Since bioflavonoids performs various physiological functions in different parts of the plants and their roots in the rhizosphere, the chelation and nutrient transfer starts and ends with the protective symbiotic processes and promoting functions. It makes sense that bioflavonoids produce agro-preparations both
to nourish the plant through the leaves (for example, in a complex with other trace elements) rhizosphere and plant irrigation.
In this way, in order to efficiently and evenly use Rokiprag bioflavonoids contained in the transfer to the plant tissues through the leaves and deeper into the soil, it is necessary in view of the active substances that Rokiprag has physicochemical properties, choose the appropriate, effective preparation of active transport of materials to ensure accessory’s
- Galeotti F., Barile E., Curir P., Dolci M., Lanzotti V., 2008. Flavonoids from carnation (Dianthus caryophyllus) and their antifungal activity. Phytochemistry Letters 1: 44.
- Hassan S., Mathesius U., 2012. The role of flavonoids in root – rhizosphere signalling: opportunities and challenges for improving plant – microbe interactions. Journal of Experimental Botany 63: 3429 – 3444.
- Giovanni A., Massimiliano T., 2010. Multiple functional roles of flavonoids in photoprotection.
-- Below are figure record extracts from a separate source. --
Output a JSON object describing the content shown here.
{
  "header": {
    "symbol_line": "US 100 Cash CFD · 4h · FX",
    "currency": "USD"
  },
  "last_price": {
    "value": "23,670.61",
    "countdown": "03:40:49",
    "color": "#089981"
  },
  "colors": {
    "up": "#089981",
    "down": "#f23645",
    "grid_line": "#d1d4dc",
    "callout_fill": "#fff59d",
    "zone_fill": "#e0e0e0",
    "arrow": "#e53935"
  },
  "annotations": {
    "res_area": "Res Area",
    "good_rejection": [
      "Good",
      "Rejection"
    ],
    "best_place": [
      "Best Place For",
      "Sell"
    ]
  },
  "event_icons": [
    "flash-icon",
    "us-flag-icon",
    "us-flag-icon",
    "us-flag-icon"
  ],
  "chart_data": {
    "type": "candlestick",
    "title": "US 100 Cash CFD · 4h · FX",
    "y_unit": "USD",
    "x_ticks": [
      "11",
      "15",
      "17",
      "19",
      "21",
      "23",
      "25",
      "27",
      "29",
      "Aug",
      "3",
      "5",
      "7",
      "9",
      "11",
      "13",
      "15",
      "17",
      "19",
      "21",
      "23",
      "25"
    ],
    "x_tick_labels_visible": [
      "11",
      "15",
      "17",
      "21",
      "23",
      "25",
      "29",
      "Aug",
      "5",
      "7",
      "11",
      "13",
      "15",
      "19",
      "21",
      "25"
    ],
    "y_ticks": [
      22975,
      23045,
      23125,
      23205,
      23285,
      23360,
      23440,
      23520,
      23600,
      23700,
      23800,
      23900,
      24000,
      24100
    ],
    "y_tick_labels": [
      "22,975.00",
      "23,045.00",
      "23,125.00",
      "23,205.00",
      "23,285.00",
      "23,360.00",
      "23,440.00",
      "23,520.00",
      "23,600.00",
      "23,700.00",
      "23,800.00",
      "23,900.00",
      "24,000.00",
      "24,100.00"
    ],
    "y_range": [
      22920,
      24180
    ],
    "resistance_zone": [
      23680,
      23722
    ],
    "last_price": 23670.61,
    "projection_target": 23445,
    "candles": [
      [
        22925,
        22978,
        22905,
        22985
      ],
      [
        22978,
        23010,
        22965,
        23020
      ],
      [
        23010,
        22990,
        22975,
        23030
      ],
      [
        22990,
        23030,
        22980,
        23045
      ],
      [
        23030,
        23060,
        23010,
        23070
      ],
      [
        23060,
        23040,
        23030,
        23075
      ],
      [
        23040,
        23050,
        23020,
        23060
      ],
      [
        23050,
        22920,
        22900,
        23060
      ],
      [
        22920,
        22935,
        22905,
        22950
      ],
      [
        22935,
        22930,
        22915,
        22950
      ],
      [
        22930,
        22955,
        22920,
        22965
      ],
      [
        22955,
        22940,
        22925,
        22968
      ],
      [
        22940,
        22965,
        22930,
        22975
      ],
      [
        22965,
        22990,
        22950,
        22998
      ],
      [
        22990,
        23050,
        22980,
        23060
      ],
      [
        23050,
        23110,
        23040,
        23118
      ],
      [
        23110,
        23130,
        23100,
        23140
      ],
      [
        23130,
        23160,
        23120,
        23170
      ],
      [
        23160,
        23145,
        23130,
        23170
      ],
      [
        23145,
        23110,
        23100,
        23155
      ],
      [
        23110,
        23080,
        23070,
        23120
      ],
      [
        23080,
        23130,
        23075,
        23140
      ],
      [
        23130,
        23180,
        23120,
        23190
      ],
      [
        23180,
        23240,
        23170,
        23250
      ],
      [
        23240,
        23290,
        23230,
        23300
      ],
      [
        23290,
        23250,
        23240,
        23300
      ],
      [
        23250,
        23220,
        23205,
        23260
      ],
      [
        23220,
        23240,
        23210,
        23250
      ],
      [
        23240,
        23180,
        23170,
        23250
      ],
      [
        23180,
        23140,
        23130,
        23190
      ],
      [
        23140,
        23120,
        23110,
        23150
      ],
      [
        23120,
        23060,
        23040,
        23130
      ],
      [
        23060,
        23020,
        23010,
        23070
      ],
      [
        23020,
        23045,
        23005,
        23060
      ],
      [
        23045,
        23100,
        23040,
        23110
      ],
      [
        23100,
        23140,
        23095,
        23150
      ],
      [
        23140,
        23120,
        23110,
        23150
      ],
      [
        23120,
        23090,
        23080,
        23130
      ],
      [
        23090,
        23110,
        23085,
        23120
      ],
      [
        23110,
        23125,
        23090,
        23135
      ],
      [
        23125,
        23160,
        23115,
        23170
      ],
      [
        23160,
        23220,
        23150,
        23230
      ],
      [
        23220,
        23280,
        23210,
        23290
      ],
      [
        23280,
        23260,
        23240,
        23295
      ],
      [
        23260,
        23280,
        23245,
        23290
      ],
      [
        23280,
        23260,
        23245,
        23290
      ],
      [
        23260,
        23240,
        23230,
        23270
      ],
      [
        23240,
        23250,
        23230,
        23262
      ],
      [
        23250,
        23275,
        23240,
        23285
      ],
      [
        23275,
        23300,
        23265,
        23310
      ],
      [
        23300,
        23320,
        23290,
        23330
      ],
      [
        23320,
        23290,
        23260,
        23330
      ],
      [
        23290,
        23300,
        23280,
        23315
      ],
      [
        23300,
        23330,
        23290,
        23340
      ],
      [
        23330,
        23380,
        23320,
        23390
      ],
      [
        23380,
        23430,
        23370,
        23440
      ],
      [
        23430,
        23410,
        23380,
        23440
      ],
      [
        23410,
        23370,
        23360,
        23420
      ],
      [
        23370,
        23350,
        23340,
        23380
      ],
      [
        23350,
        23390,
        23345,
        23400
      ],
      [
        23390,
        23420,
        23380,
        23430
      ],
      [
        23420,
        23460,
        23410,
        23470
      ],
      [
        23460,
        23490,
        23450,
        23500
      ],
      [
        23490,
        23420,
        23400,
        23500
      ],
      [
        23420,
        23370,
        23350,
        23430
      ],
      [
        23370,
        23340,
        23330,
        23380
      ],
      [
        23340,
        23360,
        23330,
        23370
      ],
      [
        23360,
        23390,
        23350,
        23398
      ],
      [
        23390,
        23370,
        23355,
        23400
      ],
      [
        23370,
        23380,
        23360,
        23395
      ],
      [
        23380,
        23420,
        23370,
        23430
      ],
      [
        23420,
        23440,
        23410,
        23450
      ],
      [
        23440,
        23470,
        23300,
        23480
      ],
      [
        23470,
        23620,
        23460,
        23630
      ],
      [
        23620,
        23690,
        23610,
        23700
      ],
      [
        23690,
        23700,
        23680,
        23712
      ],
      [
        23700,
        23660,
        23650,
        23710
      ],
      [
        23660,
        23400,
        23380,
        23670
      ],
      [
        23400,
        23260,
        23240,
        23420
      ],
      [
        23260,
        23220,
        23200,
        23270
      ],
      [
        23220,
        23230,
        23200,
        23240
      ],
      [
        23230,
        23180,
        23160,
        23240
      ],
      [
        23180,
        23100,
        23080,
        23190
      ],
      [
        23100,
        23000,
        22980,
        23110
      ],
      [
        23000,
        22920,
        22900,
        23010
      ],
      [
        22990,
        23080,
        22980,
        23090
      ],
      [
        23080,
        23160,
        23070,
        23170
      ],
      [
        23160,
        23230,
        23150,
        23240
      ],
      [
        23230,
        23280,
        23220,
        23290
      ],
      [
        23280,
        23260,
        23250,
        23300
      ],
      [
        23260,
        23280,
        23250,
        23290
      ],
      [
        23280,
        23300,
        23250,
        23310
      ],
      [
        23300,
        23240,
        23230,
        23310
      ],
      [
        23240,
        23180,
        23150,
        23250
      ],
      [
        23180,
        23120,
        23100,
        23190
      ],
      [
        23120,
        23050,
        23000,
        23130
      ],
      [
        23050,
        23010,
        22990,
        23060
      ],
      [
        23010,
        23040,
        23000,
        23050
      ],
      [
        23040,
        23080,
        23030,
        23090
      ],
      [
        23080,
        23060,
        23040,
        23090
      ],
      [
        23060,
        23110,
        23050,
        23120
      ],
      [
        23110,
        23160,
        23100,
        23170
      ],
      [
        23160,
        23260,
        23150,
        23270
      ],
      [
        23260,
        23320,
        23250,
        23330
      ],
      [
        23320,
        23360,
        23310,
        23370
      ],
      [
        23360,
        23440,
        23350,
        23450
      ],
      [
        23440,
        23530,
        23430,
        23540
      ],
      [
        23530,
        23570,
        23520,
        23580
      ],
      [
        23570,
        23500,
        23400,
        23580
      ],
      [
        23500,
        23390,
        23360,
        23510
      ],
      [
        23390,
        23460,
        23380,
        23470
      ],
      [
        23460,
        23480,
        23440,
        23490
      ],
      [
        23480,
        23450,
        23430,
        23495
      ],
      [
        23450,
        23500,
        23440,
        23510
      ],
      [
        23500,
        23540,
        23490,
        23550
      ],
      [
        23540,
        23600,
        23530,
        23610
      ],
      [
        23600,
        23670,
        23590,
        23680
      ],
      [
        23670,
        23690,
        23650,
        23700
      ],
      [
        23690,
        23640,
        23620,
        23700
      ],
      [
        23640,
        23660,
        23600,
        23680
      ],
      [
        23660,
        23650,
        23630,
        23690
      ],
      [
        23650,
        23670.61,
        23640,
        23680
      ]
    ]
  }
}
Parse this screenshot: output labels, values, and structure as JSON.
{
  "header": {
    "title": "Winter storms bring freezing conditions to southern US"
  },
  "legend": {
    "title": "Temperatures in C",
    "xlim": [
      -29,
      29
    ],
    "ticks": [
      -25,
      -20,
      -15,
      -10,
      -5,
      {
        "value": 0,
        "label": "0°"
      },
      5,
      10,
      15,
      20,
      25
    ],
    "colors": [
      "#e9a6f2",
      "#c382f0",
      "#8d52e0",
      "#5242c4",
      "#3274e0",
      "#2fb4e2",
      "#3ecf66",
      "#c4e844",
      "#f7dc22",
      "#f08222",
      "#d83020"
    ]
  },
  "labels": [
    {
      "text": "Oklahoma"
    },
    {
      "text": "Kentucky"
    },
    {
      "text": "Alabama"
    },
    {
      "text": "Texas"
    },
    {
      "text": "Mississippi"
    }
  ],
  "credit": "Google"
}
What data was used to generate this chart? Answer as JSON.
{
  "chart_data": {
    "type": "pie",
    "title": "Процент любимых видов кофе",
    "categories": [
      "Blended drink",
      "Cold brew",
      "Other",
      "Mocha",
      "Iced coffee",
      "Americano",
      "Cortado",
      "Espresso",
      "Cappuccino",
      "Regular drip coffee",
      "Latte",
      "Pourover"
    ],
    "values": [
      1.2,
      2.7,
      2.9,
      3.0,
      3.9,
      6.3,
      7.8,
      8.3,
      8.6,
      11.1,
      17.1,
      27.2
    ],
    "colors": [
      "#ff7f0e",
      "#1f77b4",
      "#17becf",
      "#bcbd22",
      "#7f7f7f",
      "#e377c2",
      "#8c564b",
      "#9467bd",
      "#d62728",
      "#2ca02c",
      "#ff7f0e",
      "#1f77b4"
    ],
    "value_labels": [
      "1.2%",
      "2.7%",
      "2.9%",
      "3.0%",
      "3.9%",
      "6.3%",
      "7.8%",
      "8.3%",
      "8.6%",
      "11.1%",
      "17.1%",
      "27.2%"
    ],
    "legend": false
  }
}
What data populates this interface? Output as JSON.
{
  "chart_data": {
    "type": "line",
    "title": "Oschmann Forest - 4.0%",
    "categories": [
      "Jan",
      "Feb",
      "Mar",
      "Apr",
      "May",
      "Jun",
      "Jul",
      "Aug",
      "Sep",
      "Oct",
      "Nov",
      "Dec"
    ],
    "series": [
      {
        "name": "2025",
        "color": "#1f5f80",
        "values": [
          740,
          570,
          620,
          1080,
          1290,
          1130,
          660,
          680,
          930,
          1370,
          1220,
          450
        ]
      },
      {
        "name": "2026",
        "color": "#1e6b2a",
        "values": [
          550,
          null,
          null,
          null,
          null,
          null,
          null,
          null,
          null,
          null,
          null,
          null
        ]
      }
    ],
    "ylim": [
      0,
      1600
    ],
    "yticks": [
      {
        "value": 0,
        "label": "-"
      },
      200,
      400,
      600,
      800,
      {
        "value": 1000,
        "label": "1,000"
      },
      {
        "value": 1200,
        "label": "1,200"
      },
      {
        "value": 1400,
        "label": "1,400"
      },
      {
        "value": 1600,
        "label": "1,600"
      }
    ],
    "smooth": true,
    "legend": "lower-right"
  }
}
New Phytologist 186: 786 – 793.
- Mathesius U., Schlaman H. R. M., Spaink H. P., Sautter C., Rolfe B.G., Djordjevic M.A., 1998. Auxin transport inhibition precedes root nodule formation in white clover roots and is regulated by flavonoids and derivatives of chitin oligosaccharides. Plant Journal, vol.14, 23 – 34.
- Hassan S., Mathesius U., 2012. The role of flavonoids in root–rhizosphere signalling: opportunities and challenges for improving plant–microbe interactions. Journal of Experimental Botany 63: 3429 – 3444.